- 1 kg beef oxtail, trimmed
- ½ cup (125 ml) Japanese soy sauce
- ¼ cup (60 ml) Chinese cooking wine
- ¼ cup (55 g) firmly packed dark brown sugar
- 6 clove garlic, bruised
- 12 cm piece fresh ginger (60 g), sliced thickly
- 4 green onions (scallions), chopped coarsely
- 2 star anise
- 2 cinnamon sticks
- 3 x 5 cm strips orange rind
- ½ cup (125 ml) water
- 2 green onions (scallions), shredded finely
Combine sauce, wine, sugar, garlic, ginge, chopped green onion, star anise, cinnamon, rind and the water in a 6 litre (24 cup) pressure cooker; bring to the boil. Add oxtail; secure lid. Bring cooker to high pressure. Reduce heat to stabilise pressure; cook 30 mins.
Release pressure using the quick release method (see below); remove lid.
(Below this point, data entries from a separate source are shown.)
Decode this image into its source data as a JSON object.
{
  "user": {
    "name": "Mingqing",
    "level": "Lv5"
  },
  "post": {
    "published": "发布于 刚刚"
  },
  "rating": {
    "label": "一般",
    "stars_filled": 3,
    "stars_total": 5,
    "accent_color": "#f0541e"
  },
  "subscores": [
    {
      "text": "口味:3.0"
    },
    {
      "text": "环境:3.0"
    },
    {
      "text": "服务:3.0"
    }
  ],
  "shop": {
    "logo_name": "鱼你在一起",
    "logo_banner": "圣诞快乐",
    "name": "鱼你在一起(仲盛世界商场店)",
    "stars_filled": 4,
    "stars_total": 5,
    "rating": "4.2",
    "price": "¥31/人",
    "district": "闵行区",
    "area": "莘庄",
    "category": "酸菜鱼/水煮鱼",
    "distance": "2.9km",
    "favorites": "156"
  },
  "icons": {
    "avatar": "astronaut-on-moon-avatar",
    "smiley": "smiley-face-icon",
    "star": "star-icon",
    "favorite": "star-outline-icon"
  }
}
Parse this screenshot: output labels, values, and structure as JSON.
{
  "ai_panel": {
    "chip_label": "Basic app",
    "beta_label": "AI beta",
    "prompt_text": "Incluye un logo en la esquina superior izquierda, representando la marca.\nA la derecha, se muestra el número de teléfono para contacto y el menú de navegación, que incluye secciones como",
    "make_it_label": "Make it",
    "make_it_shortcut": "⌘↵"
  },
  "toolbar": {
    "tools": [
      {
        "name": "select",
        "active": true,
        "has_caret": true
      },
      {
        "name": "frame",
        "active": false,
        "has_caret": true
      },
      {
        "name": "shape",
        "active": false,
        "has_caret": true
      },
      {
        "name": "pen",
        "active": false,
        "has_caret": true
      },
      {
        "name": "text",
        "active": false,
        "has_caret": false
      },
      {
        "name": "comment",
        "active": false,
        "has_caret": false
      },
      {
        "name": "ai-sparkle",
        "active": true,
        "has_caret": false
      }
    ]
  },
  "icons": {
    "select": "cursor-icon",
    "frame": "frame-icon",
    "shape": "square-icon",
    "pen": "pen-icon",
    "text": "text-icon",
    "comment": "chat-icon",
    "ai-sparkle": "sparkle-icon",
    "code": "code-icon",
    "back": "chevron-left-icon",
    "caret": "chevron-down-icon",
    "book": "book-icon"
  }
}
Transfer oxtail to serving plate; drizzle with about ⅓ cup (80 ml) of braising liquid. Sprinkle with shredded green onion.
This recipe is suitable to freeze.
QUICK RELEASE METHOD Each time the lid is removed from the cooker, the pressure must be released quickly first. Use tongs (steam can burn your fingers) to turn the pressure valve on top of the cooker to open the valve and release the steam. We use this method when adding ingredients and when checking the food toward the end of cooking.